Kit shone his flashlight. Here was his father's blue Ferrari, voluptuously curved, parked very close to the wall. Next to it was Luke's dirty white Ford Mondeo. That was surprising: Luke normally drove himself and Lori home in it at the end of the evening. Had they stayed the night, or . . . ?
He shone his flashlight at the far end of the garage, where the Toyota Land Cruiser Amazon was usually parked.
The bay was empty.
Kit felt like crying.
He realized immediately what had happened. Luke and Lori lived in a cottage at the end of a rough road more than a mile away. Because of the weather, Stanley had let them take the four-wheel drive car. They had left behind the Ford, which was no better in the snow than the Astra.
"Oh, shit," said Kit.
Nigel said, "Where's the Toyota?"
"It's not here," Kit said. "Jesus Christ, now we're in trouble."
3:30 AM
CARL OSBORNE was speaking into his mobile phone. "Is anyone on the news desk yet? Good—put me through."
Toni crossed the Great Hall to where Carl sat. "Wait, please."
He put his hand over the phone. "What?"
"Please hang up and listen to me. Just for a moment."
He said into the phone: "Get ready to do a voice record—I'll get back to you in a couple of minutes." He pressed the hang-up button and looked expectantly at Toni.
She felt desperate. Carl could do untold damage with a scaremongering report. She hated to plead, but she had to try to stop him. "This could finish me," she said. "I let Michael Ross steal a rabbit, and now I've allowed a gang to get away with samples of the virus itself."
"Sorry, Toni, but it's a tough old world."
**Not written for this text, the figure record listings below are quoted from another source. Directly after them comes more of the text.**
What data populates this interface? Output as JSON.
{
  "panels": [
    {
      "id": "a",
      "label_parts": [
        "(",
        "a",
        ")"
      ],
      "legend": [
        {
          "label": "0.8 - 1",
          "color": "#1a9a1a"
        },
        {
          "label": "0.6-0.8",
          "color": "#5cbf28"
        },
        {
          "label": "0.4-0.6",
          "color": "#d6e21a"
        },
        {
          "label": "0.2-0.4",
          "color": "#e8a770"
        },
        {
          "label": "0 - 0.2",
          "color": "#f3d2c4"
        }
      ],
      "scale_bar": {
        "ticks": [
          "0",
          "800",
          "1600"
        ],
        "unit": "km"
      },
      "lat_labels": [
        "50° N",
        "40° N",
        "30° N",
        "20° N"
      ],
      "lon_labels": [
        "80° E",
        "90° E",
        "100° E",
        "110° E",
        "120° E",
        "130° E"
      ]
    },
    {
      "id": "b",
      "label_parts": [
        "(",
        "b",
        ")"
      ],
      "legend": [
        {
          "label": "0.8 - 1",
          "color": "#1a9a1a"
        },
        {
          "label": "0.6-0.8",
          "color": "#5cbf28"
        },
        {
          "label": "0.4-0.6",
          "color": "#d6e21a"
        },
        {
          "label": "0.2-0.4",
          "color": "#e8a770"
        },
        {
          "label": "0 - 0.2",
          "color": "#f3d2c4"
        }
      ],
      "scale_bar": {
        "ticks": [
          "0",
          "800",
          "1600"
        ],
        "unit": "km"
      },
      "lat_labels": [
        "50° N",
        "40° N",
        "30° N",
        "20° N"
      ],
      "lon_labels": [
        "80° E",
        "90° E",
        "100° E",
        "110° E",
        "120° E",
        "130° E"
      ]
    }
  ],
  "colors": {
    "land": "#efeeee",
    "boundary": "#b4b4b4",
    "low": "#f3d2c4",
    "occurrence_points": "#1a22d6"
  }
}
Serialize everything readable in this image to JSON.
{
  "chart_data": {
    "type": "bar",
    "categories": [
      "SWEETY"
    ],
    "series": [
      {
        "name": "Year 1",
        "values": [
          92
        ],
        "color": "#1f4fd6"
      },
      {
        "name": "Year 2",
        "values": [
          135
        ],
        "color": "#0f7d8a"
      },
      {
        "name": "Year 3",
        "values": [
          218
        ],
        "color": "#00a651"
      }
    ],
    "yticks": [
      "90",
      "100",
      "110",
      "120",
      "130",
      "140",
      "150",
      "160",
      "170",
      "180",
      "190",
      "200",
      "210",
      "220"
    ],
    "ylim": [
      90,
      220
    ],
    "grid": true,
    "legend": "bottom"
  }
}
"This could ruin the company, too," she persisted. She was being more candid than she liked, but she had to do it. "Bad publicity might frighten our . . . investors."
Carl did not miss a trick. "You mean the Americans."
"It doesn't matter who. The point is that the company could be destroyed." And so could Stanley, she thought, but she did not say it. She was trying to sound reasonable and unemotional, but her voice was close to cracking. "They don't deserve it!"
"You mean your beloved Professor Oxcnford doesn't deserve it."
"All he's doing is trying to find cures for human illnesses, for Christ's sake!"
"And make money at the same time."
"As you do, when you bring the truth to the Scottish television audience."
He stared at her, not sure if she was being sarcastic. Then he shook his head. "A story is a story. Besides, it's sure to come out. If I don't do it, someone else will."
"I know." She looked out of the windows of the Great Hall. The weather showed no sign of easing. At best, there might be some improvement with daylight. "Just give me three hours," she said. "File at seven."
"What difference will that make?"
Possibly none at all, she thought, but it was her only chance. "Maybe by then we'll be able to say that the police have caught the gang, or at least that they're on the trail and expect to arrest them at any moment." Perhaps the company, and Stanley, could survive the crisis if it were resolved quickly.